Multiscale relationships between forest structures, saproxylic diversity, deadwood decay and carbon cycle in a changing world

In this project we focus on deadwood dynamics in forests and make use of a long-term set of forest inventory and species diversity data across Switzerland covering the most important central European forest types from lowland to high-elevation forests. 
We aim at providing a holistic assessment of deadwood dynamics by considering the interplay between abiotic and biotic variables related to climate, management, forest structure and deadwood-related organisms. To achieve this, we will integrate forest inventory, soil and saproxylic species datasets, top notch remote sensing methods, detailed complementary field studies, and cutting-edge modelling exercises. This will provide novel scientific insights on the current and future dynamics of deadwood, the hotspots of functional diversity and species of conservation concern, as well as the deadwood related carbon cycle and storage of deadwood-carbon in soils.

WP 1 – Forest structure, deadwood, and saproxylic communities

Lead: Martina Hobi & Thibault Lachat
 

WP 1 investigates how forest structures – in particular deadwood originating from both management interventions  and natural disturbances – shape saproxylic beetle communities from plot to landscape level and along gradients of management and disturbance intensity. It integrates existing dataset, including those from the Swiss Forest Reserves Network (www.waldreservate.ch) and extensive data on saproxylic beetles and fungi. Deadwood availability and diversity will be further characterized by using close range remote sensing methods such as mobile laser scanning and spectral data. Additional data will be collected in the vicinity of plots with standardized forest inventories and monitoring of saproxylic fungi and To upscale from plot to landscape level, deadwood information at the plot level will be linked with remote sensing data to be able to model deadwood-availability wall-to-wall. To make the link to managed forests, this WP identifies disturbance prone forests and assesses how management intensity influences the ecological importance of deadwood response of species respond to management. Together, these components will be integrated to map saproxylic biodiversity patterns across landscapes and identify conservation-relevant hotspots.
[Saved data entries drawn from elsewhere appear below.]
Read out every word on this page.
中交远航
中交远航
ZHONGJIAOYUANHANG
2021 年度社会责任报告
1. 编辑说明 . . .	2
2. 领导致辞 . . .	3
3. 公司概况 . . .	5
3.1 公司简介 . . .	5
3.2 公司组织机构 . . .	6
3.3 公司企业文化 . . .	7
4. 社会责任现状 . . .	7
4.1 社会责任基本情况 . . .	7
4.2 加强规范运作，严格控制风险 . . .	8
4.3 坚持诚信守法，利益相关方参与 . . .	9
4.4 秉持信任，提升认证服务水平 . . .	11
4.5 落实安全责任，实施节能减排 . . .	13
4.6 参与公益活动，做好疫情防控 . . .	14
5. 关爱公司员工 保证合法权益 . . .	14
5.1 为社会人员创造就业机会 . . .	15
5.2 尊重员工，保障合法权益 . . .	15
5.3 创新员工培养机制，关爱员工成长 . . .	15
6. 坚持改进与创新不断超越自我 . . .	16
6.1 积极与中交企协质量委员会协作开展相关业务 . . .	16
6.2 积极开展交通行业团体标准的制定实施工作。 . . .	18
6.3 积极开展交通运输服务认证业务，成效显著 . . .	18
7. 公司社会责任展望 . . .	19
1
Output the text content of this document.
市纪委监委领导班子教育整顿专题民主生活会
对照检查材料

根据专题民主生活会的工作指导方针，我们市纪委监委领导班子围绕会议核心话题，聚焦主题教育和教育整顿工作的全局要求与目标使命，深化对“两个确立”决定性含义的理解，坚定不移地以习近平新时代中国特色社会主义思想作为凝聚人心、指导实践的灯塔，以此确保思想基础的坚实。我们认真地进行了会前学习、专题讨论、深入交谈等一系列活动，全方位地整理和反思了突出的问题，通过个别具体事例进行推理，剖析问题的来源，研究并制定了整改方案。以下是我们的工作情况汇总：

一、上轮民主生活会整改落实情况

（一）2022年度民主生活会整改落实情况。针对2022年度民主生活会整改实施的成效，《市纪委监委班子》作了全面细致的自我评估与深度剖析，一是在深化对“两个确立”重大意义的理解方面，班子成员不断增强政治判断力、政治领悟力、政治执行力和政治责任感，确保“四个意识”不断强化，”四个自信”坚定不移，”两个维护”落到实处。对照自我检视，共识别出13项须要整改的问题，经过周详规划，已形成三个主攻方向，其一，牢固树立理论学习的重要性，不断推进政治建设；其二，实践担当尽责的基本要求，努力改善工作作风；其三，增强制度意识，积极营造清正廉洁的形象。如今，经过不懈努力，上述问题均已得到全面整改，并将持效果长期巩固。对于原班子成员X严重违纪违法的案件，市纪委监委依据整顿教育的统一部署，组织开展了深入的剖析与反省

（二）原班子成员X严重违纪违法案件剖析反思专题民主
WP 2 – Temporal deadwood dynamics

Lead: Harald Bugmann
 

WP 2 investigates how deadwood changes over time in Swiss forests by analysing long-term trends and projecting future dynamics under climate change. Using extensive time series from the Swiss Forest Reserve Network, it quantifies deadwood production rates, residence times, and the environmental and stand-level factors that drive them. Additional coarse woody debris data from reserves and managed forests are used to refine decay models and assess spatial patterns in density and decomposition stages. These insights feed into the development of a new dynamic deadwood model that tracks standing and lying deadwood through decay classes and is coupled with the forest dynamics model ForClim. The combined modelling framework enables projections of future deadwood development under different climate and disturbance scenarios and links deadwood turnover with soil carbon processes.

WP 3 – From deadwood to soil: carbon and nutrient fluxes

Lead: Frank Hagedorn
 

WP 3 quantifies how much carbon, nitrogen, and phosphorus from coarse woody debris (CWD) enter forest soils and how this contributes to soil organic matter (SOM) formation. Using unique CWD chronosequences spanning up to 70 years, it measures nutrient pools in deadwood, forest floors, and mineral soils. The WP fractionates SOM into meaningful biochemical pools and uses stable isotopes, spectroscopic analyses, and leachate sampling to track CWD-derived inputs. Radiocarbon data help estimate residence times of carbon in both CWD and SOM fractions. Mixing models quantify the proportion of soil carbon originating from deadwood. WP 3 also assesses which biotic and abiotic factors control these fluxes by integrating climate, stand structure, and decomposer community data. The results inform both the dynamic modelling in WP 2 and the functional analyses in WP 4. 

WP 4 – Synthesis, upscaling, and integration

Lead: Martin Gossner
 

WP 4 synthesizes the findings from WPs 1–3 to understand how decomposer communities, deadwood decay, and carbon dynamics interact across spatial and temporal scales. It characterizes the active fractions of bacteria, fungi, and invertebrates involved in deadwood decomposition using advanced molecular tools to determine their functional roles and complementary contributions. These community data are linked with deadwood decay processes, forest structure, and environmental conditions to identify the main drivers of decomposition and carbon cycling. The WP also examines how abiotic filtering and forest management shape taxonomic and functional diversity at alpha-, beta-, and gamma-scales, and how these patterns translate into ecosystem functioning. Landscape-scale analyses integrate large beetle and fungal datasets to detect hotspots of conservation-relevant species and potential positive or negative associations that influence decay. WP 4 then combines all information into structural models that connect decomposer trajectories with deadwood production, decay, and carbon flows. Finally, it scales these processes from plots to stands and ultimately to the national level by integrating deadwood and community models with forest landscape models under climate and management scenarios. Together, WP 4 provides the comprehensive synthesis needed to project future deadwood and biodiversity dynamics in Swiss forests.